Second to last full week of the year, and potential production team vacations loom on the horizon.

 

Ai Tenchi Muyo

Tenchi Muyo! Love (Ai Tenchi Muyo!) [Episodes fifty through fifty-four]

 

As a reminder for those who may not be entirely up to speed on how my numbering works: Tenchi Muyo! Love is indeed scheduled for a fifty episode run. However, with a weekly recap episode, I include its number in the count as well, given their frequency and their original narration.

If feels easier that way to be able to talk about them as much as I need to as the weeks flow in and out, though by this point the recaps are no better or worse than they have ever been. I have voiced my grievances with them several times before, and nothing on that front as changed. At least they are consistent then, I suppose.

Plot wise, things have taken quite a turn since Momo’s big Student Council speech about why she thinks it is beautiful for teachers and students to be together in circumstances which can be construed as an unethical relationship. The Galaxy Police have not only showed up in full force with a space station of thousands of personnel, under a liberal interpretation of the previously never mentioned Okayama Protocol which would allow for them to perform operations within the prefecture. It is probably in the very best interests of this show at this time to stick to using buildings and other background locations for unmentioned Okayama flavor, rather than bringing it up in such a hamfisted manner. I recognize that this is a series funded in part by tourism goals, but for the series to by and large make little dialogue use of the location and then throw bombs out there like this feels incredibly forced.

Speaking of which: The Galaxy Police does drop a literal bomb on the prefecture as a means of drawing out Washu.

In related news: I grew up in New Jersey, but very close to the city of Philadelphia. The police aerial bombing the MOVE building in 1985 as a means of trying to end an armed standoff, resulting in the destruction of over sixty houses in the ensuing fire. The consequences of this action still comes up to this day in various law enforcement news stories.

Now, I should also note that I do not think Tenchi Muyo! Love is promoting such tactics as a grand solution. The scale and degree of what the Galaxy Police are doing is seen as being a positive preemptive move against who knows what manner of Washu’s inventions, sure. And this is, ostensibly, also framed as a comedy series. By the end of this set of episodes, Washu is firing a black hole canon out of the satellite dish and Gouriki  the robot grows to giant size to swing a baseball bat at said bomb.

I am willing to see this all as the show intending to go for a vast over the top event for effect.

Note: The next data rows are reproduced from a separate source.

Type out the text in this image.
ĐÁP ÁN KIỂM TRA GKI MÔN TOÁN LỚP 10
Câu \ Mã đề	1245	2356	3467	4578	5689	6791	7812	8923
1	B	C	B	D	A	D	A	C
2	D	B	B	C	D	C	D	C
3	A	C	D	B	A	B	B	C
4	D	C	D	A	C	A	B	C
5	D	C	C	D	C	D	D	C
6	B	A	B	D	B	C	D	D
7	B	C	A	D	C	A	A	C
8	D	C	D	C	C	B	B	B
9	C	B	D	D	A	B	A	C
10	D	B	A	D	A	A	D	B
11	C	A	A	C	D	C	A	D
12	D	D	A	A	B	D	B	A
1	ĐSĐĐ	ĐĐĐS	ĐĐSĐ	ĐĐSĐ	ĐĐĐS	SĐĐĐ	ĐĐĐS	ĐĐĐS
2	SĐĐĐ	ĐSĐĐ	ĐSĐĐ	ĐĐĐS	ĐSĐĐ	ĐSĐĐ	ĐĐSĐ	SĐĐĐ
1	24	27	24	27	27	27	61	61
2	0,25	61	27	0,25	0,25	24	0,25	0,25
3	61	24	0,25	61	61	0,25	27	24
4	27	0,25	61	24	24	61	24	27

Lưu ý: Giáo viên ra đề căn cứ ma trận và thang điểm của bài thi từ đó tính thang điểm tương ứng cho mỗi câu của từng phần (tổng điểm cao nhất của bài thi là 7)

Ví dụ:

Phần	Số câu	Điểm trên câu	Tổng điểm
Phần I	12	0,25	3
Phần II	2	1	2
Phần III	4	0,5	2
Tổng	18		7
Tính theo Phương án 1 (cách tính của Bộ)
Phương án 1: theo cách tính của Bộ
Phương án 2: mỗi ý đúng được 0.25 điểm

Tenchi Muyo Love Ai Tenchi Muyou! Washu Hakubi Monolith Monitor Rui Aoi Yuki Fuka Gas Masks

The thing which sticks out to me with this however is I can not recall much president with any Galaxy Police action from the across the Tenchi Muyo! franchise that approaches this kind of aggression.

They have mecha, sure, and their spaceships have played roles in various fights as well. But this bombing run by the Galaxy Police against the Earth is extreme on a level where I have difficulty even buying into it as a set of actions they would conceivably pull. Even if this show is a comedy, and this being played for exaggerated effect, the overwhelming majority of other Tenchi Muyo! productions are comedies as well.

The other interpretation, if the series is intending to play this straight, is far more dire. The line of thought that because Washu has committed various atrocities over the years in between her scientific and other galactic advancements, it does not matter what law enforcement does. Or what agreements they break, insofar as that Okayama Protocol goes. Tenchi Muyo! is very much not a franchise where that sort of argument holds potential debate water. This is not exactly Psycho-Pass season one material.

That various visual production elements continue to slowly slip do not help sell this in either direction, silly or serious. Increasing numbers of voiceovers to relay a conversation even when all the same characters are themselves on screen, and it is just framed as a prior conversation. Point of view running shots that do not match up with the speeds characters are moving when we cut back to them. Things which as individual elements would not be a big deal, and do indeed have very legitimate uses. But as they tally up, it becomes harder to discount them as part of larger issue.

All things considered, something as simple as Ryoko’s teleportation ability being used as it was established in previous Tenchi Muyo! series is in fact deployed properly and I found myself pleased with seeing that.

Which is such a low point for a series to be at, that it can be praised for at times remembering how its own characters abilities function.

 

Gundam Build Fighters Try

Gundam Build Fighters Try [Episode eleven]

 

We get to see Nils all grown up now!

…And his name is now Nils Yajima, rather than Nils Nielsen. So he did indeed not only marry Caroline (who is off on company business), but took on her last name. Which is rather neat! For those who do not remember the end of series montage from the original Build Fighters, at the conclusion of that world tournament and ensuing events he and Caroline were able to recreate Plavsky Particles on the International Space Station (the first source having been lost). As they are what allow the entire Gunpla Battle system to function, this is quite the crucial undertaking.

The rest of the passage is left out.